Un pari difficile, car la reconnaissance des Radicaux par les électeurs est faible. Et pour être amener à porter leurs idées aux pouvoirs, locaux ou nationaux, il leur faudrait convaincre, vaincre. Quitte à perdre le peu de sièges qu’ils possèdent. Dans l’espoir d’en ressortir plus forts, dans quelques temps.

Le prix à payer pour l’indépendance.

Et une première échéance électorale se présente aux Radicaux. Les élections européennes, en 2019, vont être une excellente occasion pour le MR de faire savoir aux Françaises et aux Français, les positions radicales pour l’Europe.

Et de rappeler au pays, que l’Europe fait partie des gènes des Radicaux. Par l’un des leurs, Maurice Faure, ils ont participé à l’élaboration et à la signature du Traité de Rome. Et depuis lors, nous sommes foncièrement européens. Pour une Europe fédérale, progressiste et démocratique. Nous faisons, comme d’autres le constat que l’Europe est en décalage avec les attentes des citoyens de l’Union Européenne, qu’elle souffre d’un déficit de démocratie et que les peuples y sont peu écoutés. Les Radicaux proposent donc une réforme en profondeur des institutions de l’UE , ainsi que de son fonctionnement.

L’occasion est donc unique, pour les Radicaux, d’aller au combat électoral  pour défendre, un de leur plus grands idéaux, en menant une liste radicale au niveau national. Au niveau national, en effet, car après  qu’ils l’aient très longuement réclamé, le scrutin est redevenu national, remplaçant, de fait, les circonscriptions régionales.

Et là, l’idée fondatrice d’indépendance en prend un coup.

Déjà, des voix radicales s’élèvent, et pas des moindres, pour que les Radicaux s’allient au parti présidentiel pour les élections européennes.  Répondant aux sirènes de la majorité, qui entend monopoliser le plaidoyer européen, en unissant sous sa direction, les eurofédéralistes.  Et d’appeler à  une coalition allant de Juppé à Valls.

Ainsi, les Radicaux retomberaient dans leurs travers électoraux. A savoir, avoir des élus, sans avoir d’électeurs.

Et, ils donneraient quitus au Président et à sa majorité pour la politique menée depuis juin 2017.

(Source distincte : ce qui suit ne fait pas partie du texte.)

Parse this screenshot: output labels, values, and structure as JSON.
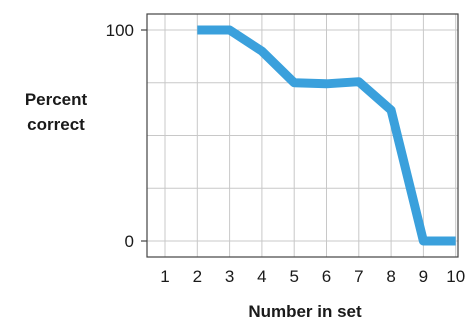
{
  "chart_data": {
    "type": "line",
    "xlabel": "Number in set",
    "ylabel_lines": [
      "Percent",
      "correct"
    ],
    "x_ticks": [
      "1",
      "2",
      "3",
      "4",
      "5",
      "6",
      "7",
      "8",
      "9",
      "10"
    ],
    "y_tick_labels": [
      "100",
      "0"
    ],
    "xlim": [
      1,
      10
    ],
    "ylim": [
      0,
      100
    ],
    "grid": true,
    "series": [
      {
        "color": "#3aa0dc",
        "points": [
          {
            "x": 2,
            "y": 100
          },
          {
            "x": 3,
            "y": 100
          },
          {
            "x": 4,
            "y": 90
          },
          {
            "x": 5,
            "y": 75
          },
          {
            "x": 6,
            "y": 74.5
          },
          {
            "x": 7,
            "y": 75.5
          },
          {
            "x": 8,
            "y": 62
          },
          {
            "x": 9,
            "y": 0
          },
          {
            "x": 10,
            "y": 0
          }
        ]
      }
    ]
  }
}
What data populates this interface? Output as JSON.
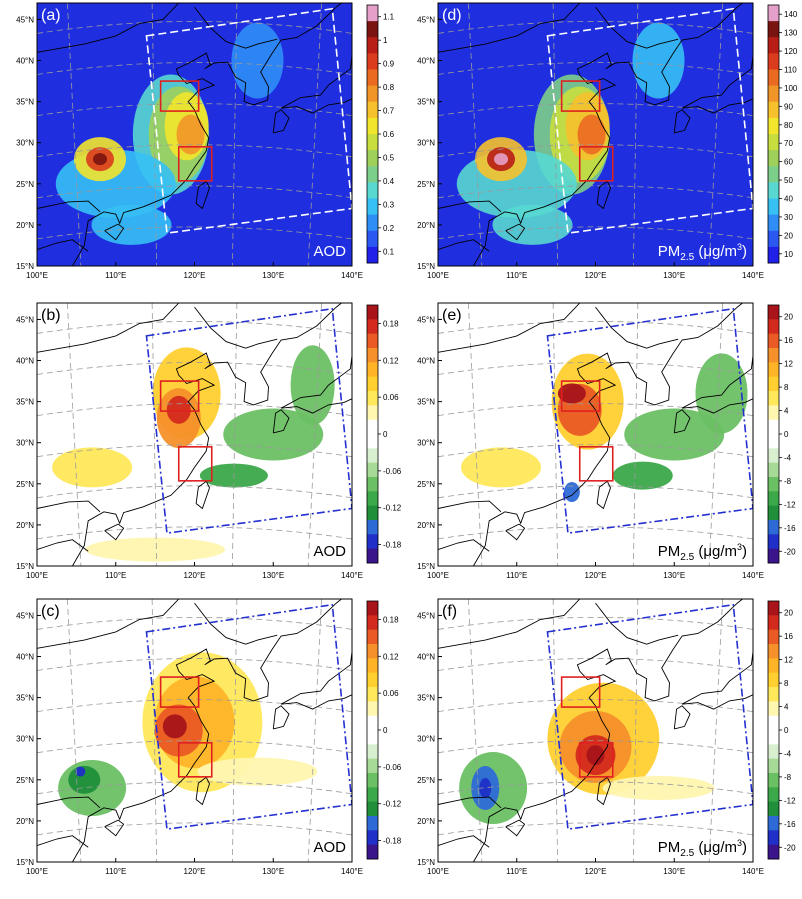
{
  "figure": {
    "lat_labels": [
      "45°N",
      "40°N",
      "35°N",
      "30°N",
      "25°N",
      "20°N",
      "15°N"
    ],
    "lon_labels": [
      "100°E",
      "110°E",
      "120°E",
      "130°E",
      "140°E"
    ],
    "colors": {
      "background_blue": "#1f2fe0",
      "domain_box_white": "#ffffff",
      "domain_box_blue": "#2430d0",
      "region_box": "#e02020",
      "coast": "#000000"
    }
  },
  "chart_data": [
    {
      "panel": "(a)",
      "type": "heatmap",
      "variable": "AOD",
      "colorbar_ticks": [
        "1.1",
        "1",
        "0.9",
        "0.8",
        "0.7",
        "0.6",
        "0.5",
        "0.4",
        "0.3",
        "0.2",
        "0.1"
      ],
      "colorbar_range": [
        0.1,
        1.1
      ],
      "xlim": [
        100,
        140
      ],
      "ylim": [
        15,
        47
      ]
    },
    {
      "panel": "(d)",
      "type": "heatmap",
      "variable": "PM2.5 (μg/m3)",
      "variable_main": "PM",
      "variable_sub": "2.5",
      "variable_unit": " (μg/m",
      "variable_sup": "3",
      "variable_close": ")",
      "colorbar_ticks": [
        "140",
        "130",
        "120",
        "110",
        "100",
        "90",
        "80",
        "70",
        "60",
        "50",
        "40",
        "30",
        "20",
        "10"
      ],
      "colorbar_range": [
        10,
        140
      ],
      "xlim": [
        100,
        140
      ],
      "ylim": [
        15,
        47
      ]
    },
    {
      "panel": "(b)",
      "type": "heatmap",
      "variable": "AOD",
      "colorbar_ticks": [
        "0.18",
        "0.12",
        "0.06",
        "0",
        "-0.06",
        "-0.12",
        "-0.18"
      ],
      "colorbar_range": [
        -0.18,
        0.18
      ],
      "xlim": [
        100,
        140
      ],
      "ylim": [
        15,
        47
      ]
    },
    {
      "panel": "(e)",
      "type": "heatmap",
      "variable": "PM2.5 (μg/m3)",
      "variable_main": "PM",
      "variable_sub": "2.5",
      "variable_unit": " (μg/m",
      "variable_sup": "3",
      "variable_close": ")",
      "colorbar_ticks": [
        "20",
        "16",
        "12",
        "8",
        "4",
        "0",
        "-4",
        "-8",
        "-12",
        "-16",
        "-20"
      ],
      "colorbar_range": [
        -20,
        20
      ],
      "xlim": [
        100,
        140
      ],
      "ylim": [
        15,
        47
      ]
    },
    {
      "panel": "(c)",
      "type": "heatmap",
      "variable": "AOD",
      "colorbar_ticks": [
        "0.18",
        "0.12",
        "0.06",
        "0",
        "-0.06",
        "-0.12",
        "-0.18"
      ],
      "colorbar_range": [
        -0.18,
        0.18
      ],
      "xlim": [
        100,
        140
      ],
      "ylim": [
        15,
        47
      ]
    },
    {
      "panel": "(f)",
      "type": "heatmap",
      "variable": "PM2.5 (μg/m3)",
      "variable_main": "PM",
      "variable_sub": "2.5",
      "variable_unit": " (μg/m",
      "variable_sup": "3",
      "variable_close": ")",
      "colorbar_ticks": [
        "20",
        "16",
        "12",
        "8",
        "4",
        "0",
        "-4",
        "-8",
        "-12",
        "-16",
        "-20"
      ],
      "colorbar_range": [
        -20,
        20
      ],
      "xlim": [
        100,
        140
      ],
      "ylim": [
        15,
        47
      ]
    }
  ]
}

Et là, apparait la faille de cette réunification. Menée pour des raisons assez vagues, elle n’a pas tenu compte de la fibre très sociale des anciens du PRG et de la priorité à une politique libérale favorisée par les anciens Valoisiens.

Du coté des ex-PRG, si on écarte les habituels courtisans, le malaise est déjà présent. Et devrait encore s’accentuer avec les attaques du gouvernement contre les services publics, les plus défavorisés et les plus faibles que compte notre société. Comme, le déclassement organisé, des territoires ruraux de métropole et de l’outre-mer. Par la même occasion, ils ne devraient pas passer sur les arrangements du Président de la République avec la laïcité. Bien entendu, notre culture d’ouverture fait que nous n’avons jamais été des collectivistes comme nos voisins socialistes ou communistes. Nous avons toujours militer pour une économie libre, mais dont les dérives devaient être combattues et les excès encadrés. Ce qui fait que nous ne partageons pas les orientations actuelles de la majorité.

Alors, il ne suffit pas de déclamer « l’Europe ; l’Europe ; l’Europe » pour voir rappliquer les Radicaux, aux ordres. Et passer outre, leurs idéaux et les ambitions qu’ils se sont fixés lors de leur réunification.

Si, hélas, ce devait être le cas, la crédibilité de la ligne politique du Mouvement Radical en serait sérieusement atteinte.